Hanoi (VNA) – Sufficient material supply for processing plants is expected to help the seafood industry rake in 9 billion USD in export revenue in 2019, said the Ministry of Agriculture and Rural Development.

Seafood industry targets 9 billion USD in export revenue hinh anh 1Shrimp processed for exports (Photo: VNA)

According to the ministry’s report, total seafood volume in the country was estimated at nearly 6.7 million tonnes during January-October, up 5.3 percent from the same time last year.

In the ten-month period, the country gained 7.06 billion USD from seafood export, accounting for 21.3 percent of the total export revenue of the agricultural sector.

Around 1.19 million tonnes of tra fish were cultivated during the period, up 8.6 percent from the same time last year. Meanwhile, the aquaculture production of brackish water shrimp, prawn, and white leg shrimp was 600,000 tonnes (up 4.4 percent), 251,160 tonnes (up 1.6 percent), 389,000 tonnes (up over 8 percent).

Other aquatic products were mollusc (220,000 tonnes), tilapia (150,000 tonnes), seaweed (100,000 tonnes), sea fish (40,000 tonnes) and cold water fish (2,000 tonnes)

Seafood industry targets 9 billion USD in export revenue hinh anh 2

Earlier, the Vietnam Association of Seafood Exporters and Producers (VASEP) said the country may not reach its target of 10 billion USD in aquatic exports due to a drop in prices, fluctuations in supply and demand, and trade barriers.

VASEP General Secretary Truong Dinh Hoe said the adjusted supply-demand balance in 2019 has pulled aquatic products’ prices down compared to previous years.

For example, tra fish prices in the US market in 2019 fell to 2 USD per kilo from 4-5 USD per kilo in 2018, he said.

Hoe said that a number of anti-dumping lawsuits against Vietnam in the US, the main market for Vietnamese aquatic products, were also among the factors leading to the drop in revenue.

Meanwhile, the Chinese market has seen a strong shift to official trade, resulting in changes in demand for aquatic products, thus affecting Vietnam’s shipments to the market.

At the same time, fierce competition from Indian and Indonesian shrimp exporters has caused difficulties for Vietnam as shrimp is the biggest currency earner of the country’s aquatic sector.

Export revenue from shrimp, one of the three major products of the sector besides tra fish and seafood, has suffered a sharp drop in 2019 to only 3.4 billion USD, far below the target of 4.2 billion USD.

However, Hoe said that when the EU-Vietnam Free Trade Agreement becomes effective in 2020, Vietnamese shrimp will see a brighter future in the European market.
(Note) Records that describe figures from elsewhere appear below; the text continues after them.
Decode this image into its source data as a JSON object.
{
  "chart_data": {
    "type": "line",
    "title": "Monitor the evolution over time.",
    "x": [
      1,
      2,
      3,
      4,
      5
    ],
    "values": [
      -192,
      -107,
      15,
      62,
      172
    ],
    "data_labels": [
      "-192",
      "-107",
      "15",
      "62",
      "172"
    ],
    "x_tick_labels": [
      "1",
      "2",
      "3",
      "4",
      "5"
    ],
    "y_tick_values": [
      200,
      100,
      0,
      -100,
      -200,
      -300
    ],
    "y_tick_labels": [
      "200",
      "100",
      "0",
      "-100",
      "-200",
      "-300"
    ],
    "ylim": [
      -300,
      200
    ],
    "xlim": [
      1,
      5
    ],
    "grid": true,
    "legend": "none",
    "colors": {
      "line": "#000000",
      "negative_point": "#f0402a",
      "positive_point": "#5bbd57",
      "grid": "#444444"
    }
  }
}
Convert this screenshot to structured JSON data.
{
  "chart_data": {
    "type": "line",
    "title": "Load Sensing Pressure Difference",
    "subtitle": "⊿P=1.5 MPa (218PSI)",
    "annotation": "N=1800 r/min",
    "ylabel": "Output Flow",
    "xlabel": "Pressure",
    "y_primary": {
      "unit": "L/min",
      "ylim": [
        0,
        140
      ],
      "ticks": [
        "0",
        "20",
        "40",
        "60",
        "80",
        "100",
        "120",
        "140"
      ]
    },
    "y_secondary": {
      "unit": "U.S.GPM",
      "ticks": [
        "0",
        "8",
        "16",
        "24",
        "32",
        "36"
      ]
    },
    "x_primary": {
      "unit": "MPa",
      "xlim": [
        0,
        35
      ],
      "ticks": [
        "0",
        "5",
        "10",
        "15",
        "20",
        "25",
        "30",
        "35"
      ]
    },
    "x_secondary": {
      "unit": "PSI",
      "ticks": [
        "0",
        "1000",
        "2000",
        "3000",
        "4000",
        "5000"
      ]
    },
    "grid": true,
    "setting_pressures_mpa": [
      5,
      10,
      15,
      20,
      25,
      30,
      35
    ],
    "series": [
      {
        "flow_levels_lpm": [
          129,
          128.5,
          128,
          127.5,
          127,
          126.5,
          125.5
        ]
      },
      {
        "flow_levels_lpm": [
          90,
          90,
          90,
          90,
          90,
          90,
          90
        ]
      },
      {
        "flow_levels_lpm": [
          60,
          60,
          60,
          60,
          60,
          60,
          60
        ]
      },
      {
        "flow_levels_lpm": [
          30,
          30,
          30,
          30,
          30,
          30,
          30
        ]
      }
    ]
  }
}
He advised domestic exporters to be well prepared to take advantage of the deal.

In the US market, anti-dumping issues are forecast to remain the major problem along with competition in price from India.

At the same time, trading methods in the Chinese market may be changed, thus Vietnamese firms should be prepared for the adjustment, said Hoe.

He noted that export revenue of tra fish is expected to stay stable at over 2 billion USD, which is short of the target of 2.4 billion USD for the whole year, while seafood is forecast to reach a record 3.6 billion USD.

Hoe also predicted that a target of 10 billion USD in aquatic export revenue is feasible for 2020. He said that shrimp prices in 2020 will face fewer difficulties from competition.

VASEP has also forecast that tra fish exports to the EU will increase by 20-35 percent in 2019.

Last year, tra fish exports to the EU bounced back after declining from 2010 to 2017.

From January 1 to May 15 this year, tra fish exports to the EU reached 105.2 million USD, up 31.5 percent against the same period of 2018.

The growth was largely attributed to four markets, namely the Netherlands, the UK, Germany and Belgium.

From the beginning of the year to mid-May, tra fish exports to the Netherlands rose by 12.2 percent, the UK 59.4 percent, Germany 61.6 percent and Belgium 63.8 percent.

In the period, tra fish was listed among the most popular white fish in Europe, making up 9 percent of the region’s white fish market. Each year, the EU consumes nearly 3 million tonnes of white fish, 89 percent of which is imported.

In the near future, with tax advantages from the EU-Vietnam Free Trade Agreement (EVFTA), tra fish exports to the EU are expected to see positive growth.

Demand for tra fish imports from central and eastern European countries is also increasing. A large proportion of tra fish imported by the Netherlands and Germany has been shipped to central and eastern European nations which do not have big import ports.

Tra fish products labeled by the Aquaculture Stewardship Council (ASC) are likely to be favoured in the European market.

To secure a firm foothold in the market, the tra fish sector needs to strengthen the management and control of food quality and safety, experts suggested./.